Eine obstruktive Bronchitis muss mit bronchienerweiternden Mitteln behandelt werden, da die Atmung aufgrund der Schwellung und daraus resultierenden Enge der Atemwege erschwert ist. Grundsätzlich geht das auch mit Medikamenten zum Schlucken. Besser ist aber, das Präparat zu inhalieren. So kommt der Wirkstoff direkt und nur dort an, wo er gebraucht wird und belastet nicht zusätzlich den restlichen Organismus. Das gleiche gilt für Kortisonpräparate, die bei schweren obstruktiven Bronchitiden oft notwendig sind. Sie unterdrücken die überschießende Entzündungsreaktion der Atemwege und lassen sie etwas abschwellen. Dadurch wird die Atmung erleichtert.

 

Obstruktive Bronchitis:Tipps zum Inhalieren

Ein weiterer positiver Effekt der (Feucht-) Inhalation ist die Befeuchtung der Atemwege, wodurch der Schleim leichter abgehustet werden kann. Nachteil der Feuchtinhalation ist die relativ lange Dauer. Bis alles an Kochsalz und allfälligen Zusätzen inhaliert und in der Lunge angekommen ist, dauert es circa zehn Minuten – für Erwachsene kein Problem. Bei kleinen, ungeduldigen Kindern hingegen möglicherweise schon. Es gibt auch die Möglichkeit, bereits kleine Kinder ein Druckgasinhalat einatmen zu lassen. Die meisten Menschen kennen das im Rahmen der Asthmatherapie. Für kleine Kinder ist dazu noch ein besonderer Aufsatz mit Maske notwendig, der die Inhalation ermöglicht. Nach etwa fünf Atemzügen (das Gerät zeigt jeden Atemzug an) ist der gesamte Wirkstoff inhaliert.

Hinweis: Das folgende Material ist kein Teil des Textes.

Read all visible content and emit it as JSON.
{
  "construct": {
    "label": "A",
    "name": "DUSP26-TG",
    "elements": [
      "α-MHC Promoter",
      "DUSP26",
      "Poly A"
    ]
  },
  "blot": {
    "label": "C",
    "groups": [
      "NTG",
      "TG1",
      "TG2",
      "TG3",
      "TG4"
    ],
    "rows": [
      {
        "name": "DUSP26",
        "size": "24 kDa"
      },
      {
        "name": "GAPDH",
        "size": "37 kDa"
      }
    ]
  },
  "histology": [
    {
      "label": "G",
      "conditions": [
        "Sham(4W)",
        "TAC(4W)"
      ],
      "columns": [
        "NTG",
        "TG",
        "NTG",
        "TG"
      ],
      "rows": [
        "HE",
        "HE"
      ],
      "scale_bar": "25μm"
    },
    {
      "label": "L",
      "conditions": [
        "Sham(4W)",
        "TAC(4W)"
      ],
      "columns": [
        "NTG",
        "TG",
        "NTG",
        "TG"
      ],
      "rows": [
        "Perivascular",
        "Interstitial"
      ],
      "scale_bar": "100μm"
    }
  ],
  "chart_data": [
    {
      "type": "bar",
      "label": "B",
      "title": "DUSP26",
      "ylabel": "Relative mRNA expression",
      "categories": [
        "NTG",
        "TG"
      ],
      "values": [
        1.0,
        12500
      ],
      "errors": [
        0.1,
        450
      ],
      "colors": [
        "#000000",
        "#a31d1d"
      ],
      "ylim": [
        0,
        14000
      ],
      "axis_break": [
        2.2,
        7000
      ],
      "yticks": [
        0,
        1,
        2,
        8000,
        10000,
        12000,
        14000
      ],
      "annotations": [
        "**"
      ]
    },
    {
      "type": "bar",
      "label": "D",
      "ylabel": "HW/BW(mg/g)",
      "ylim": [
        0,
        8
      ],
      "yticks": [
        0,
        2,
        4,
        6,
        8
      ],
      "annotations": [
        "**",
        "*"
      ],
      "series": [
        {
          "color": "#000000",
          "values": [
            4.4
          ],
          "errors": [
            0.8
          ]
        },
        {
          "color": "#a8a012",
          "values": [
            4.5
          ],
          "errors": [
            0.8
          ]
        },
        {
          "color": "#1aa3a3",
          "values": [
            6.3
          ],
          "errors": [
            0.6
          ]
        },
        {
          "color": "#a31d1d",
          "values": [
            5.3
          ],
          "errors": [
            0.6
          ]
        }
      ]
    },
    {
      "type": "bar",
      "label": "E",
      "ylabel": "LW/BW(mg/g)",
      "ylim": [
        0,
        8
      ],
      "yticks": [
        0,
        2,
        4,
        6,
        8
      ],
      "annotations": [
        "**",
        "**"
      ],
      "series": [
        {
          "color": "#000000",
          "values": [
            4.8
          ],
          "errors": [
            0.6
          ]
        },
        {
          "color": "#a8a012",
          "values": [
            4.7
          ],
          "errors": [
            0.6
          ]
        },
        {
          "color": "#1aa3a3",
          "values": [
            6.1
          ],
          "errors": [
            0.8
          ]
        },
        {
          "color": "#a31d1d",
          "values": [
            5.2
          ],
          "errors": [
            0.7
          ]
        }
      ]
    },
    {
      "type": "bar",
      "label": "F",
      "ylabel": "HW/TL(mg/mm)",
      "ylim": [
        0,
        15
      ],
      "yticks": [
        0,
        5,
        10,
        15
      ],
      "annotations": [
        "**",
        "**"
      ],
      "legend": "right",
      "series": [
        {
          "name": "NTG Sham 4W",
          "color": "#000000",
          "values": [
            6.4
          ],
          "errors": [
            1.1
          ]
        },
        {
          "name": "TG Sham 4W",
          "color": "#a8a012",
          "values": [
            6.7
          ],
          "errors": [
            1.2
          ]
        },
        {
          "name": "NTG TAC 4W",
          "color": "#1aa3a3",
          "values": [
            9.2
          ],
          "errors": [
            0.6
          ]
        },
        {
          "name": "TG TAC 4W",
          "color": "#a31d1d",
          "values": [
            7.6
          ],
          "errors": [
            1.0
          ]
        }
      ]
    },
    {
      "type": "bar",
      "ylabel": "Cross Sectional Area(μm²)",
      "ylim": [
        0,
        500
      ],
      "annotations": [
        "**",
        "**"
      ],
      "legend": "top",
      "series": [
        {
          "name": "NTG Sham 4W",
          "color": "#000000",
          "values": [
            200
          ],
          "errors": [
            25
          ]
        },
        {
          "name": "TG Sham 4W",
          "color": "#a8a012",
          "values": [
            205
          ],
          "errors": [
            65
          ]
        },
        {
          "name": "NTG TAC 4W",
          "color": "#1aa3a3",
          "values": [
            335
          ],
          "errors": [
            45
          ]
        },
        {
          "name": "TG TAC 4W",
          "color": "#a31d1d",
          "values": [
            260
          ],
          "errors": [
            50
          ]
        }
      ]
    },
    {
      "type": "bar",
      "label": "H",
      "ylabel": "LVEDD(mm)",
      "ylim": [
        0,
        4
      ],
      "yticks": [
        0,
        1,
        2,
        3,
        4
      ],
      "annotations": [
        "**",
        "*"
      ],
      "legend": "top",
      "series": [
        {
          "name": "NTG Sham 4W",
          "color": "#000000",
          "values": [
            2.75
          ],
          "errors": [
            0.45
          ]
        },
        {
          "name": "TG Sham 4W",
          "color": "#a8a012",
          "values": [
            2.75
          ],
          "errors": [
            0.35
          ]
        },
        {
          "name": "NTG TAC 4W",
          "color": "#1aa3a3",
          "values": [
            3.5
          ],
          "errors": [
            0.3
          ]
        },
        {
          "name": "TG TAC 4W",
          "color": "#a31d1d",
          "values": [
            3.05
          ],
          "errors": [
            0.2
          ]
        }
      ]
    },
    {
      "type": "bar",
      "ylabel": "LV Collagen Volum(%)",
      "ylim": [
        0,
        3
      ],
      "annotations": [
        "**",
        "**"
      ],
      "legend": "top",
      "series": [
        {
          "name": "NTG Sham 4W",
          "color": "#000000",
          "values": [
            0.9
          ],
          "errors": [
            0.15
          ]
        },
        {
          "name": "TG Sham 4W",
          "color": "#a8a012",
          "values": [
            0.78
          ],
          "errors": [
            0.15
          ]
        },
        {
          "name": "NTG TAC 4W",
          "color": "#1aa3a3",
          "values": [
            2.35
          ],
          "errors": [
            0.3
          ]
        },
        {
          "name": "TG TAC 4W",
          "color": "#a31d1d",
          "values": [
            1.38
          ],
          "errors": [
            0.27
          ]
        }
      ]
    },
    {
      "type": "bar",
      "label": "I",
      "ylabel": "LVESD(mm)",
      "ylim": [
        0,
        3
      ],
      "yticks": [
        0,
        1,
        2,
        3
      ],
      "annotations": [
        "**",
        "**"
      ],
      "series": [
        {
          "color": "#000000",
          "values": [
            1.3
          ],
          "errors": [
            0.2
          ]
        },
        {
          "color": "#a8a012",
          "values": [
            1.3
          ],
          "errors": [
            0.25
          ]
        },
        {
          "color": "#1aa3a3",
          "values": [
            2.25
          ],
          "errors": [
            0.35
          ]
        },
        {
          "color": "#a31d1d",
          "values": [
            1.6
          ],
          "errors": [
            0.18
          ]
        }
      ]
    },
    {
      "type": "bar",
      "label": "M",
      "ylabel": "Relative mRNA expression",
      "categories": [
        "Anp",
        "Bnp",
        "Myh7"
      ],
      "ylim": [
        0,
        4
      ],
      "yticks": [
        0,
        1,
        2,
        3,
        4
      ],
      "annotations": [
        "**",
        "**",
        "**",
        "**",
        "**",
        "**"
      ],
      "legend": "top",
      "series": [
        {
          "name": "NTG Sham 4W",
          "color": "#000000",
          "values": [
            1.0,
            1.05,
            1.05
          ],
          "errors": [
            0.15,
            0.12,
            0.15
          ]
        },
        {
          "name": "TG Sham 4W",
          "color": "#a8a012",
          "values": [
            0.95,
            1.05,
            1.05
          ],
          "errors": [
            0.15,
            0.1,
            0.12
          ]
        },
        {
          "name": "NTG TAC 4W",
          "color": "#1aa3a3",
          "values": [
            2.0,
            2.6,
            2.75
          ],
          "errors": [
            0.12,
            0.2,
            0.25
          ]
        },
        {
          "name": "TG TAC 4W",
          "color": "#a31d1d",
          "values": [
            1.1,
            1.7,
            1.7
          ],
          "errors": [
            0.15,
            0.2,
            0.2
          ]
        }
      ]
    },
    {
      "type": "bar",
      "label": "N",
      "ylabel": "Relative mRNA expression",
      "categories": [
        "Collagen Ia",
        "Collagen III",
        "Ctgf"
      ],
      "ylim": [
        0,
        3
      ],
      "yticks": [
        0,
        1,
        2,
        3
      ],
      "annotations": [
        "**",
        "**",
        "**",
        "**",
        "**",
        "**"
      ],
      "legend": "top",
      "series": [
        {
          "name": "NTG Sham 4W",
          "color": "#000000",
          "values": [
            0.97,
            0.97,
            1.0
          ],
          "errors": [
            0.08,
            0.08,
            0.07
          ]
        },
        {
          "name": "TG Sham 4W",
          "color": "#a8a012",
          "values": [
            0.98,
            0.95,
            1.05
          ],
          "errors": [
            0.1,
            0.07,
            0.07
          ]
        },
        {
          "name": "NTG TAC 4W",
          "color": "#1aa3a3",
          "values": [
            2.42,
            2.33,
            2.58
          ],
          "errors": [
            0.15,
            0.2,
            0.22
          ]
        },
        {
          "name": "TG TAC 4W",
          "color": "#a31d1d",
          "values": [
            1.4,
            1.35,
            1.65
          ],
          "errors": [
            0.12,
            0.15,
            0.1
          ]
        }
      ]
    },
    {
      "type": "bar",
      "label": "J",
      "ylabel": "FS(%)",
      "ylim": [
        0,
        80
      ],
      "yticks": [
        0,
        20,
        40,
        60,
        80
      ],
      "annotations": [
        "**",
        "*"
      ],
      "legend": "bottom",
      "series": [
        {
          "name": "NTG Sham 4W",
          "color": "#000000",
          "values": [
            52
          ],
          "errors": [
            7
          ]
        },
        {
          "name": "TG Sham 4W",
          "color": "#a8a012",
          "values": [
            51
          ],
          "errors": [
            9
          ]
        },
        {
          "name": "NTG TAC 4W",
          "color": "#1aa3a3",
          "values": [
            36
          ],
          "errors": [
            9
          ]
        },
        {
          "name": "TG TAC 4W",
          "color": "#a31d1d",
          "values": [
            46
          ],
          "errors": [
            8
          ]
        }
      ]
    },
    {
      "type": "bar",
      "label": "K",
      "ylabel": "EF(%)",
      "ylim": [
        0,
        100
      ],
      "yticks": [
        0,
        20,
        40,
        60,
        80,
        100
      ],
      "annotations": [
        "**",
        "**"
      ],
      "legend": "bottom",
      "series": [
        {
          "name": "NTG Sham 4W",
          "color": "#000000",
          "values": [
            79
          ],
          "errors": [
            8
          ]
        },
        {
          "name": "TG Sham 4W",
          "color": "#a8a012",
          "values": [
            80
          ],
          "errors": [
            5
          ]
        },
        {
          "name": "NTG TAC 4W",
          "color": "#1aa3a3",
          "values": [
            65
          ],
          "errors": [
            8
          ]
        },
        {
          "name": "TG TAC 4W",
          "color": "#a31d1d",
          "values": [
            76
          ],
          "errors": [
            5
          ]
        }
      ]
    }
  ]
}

Die Inhalationstherapie, es sei denn, sie wird mit einem Feuchtinhalator und nur mit Kochsalz durchgeführt, gehört in die Hände eines Arztes. Inhalieren Sie mit bronchienerweiternden Mitteln oder auch Kortison nur nach vorheriger Anweisung. Sonst droht eine Überdosierung.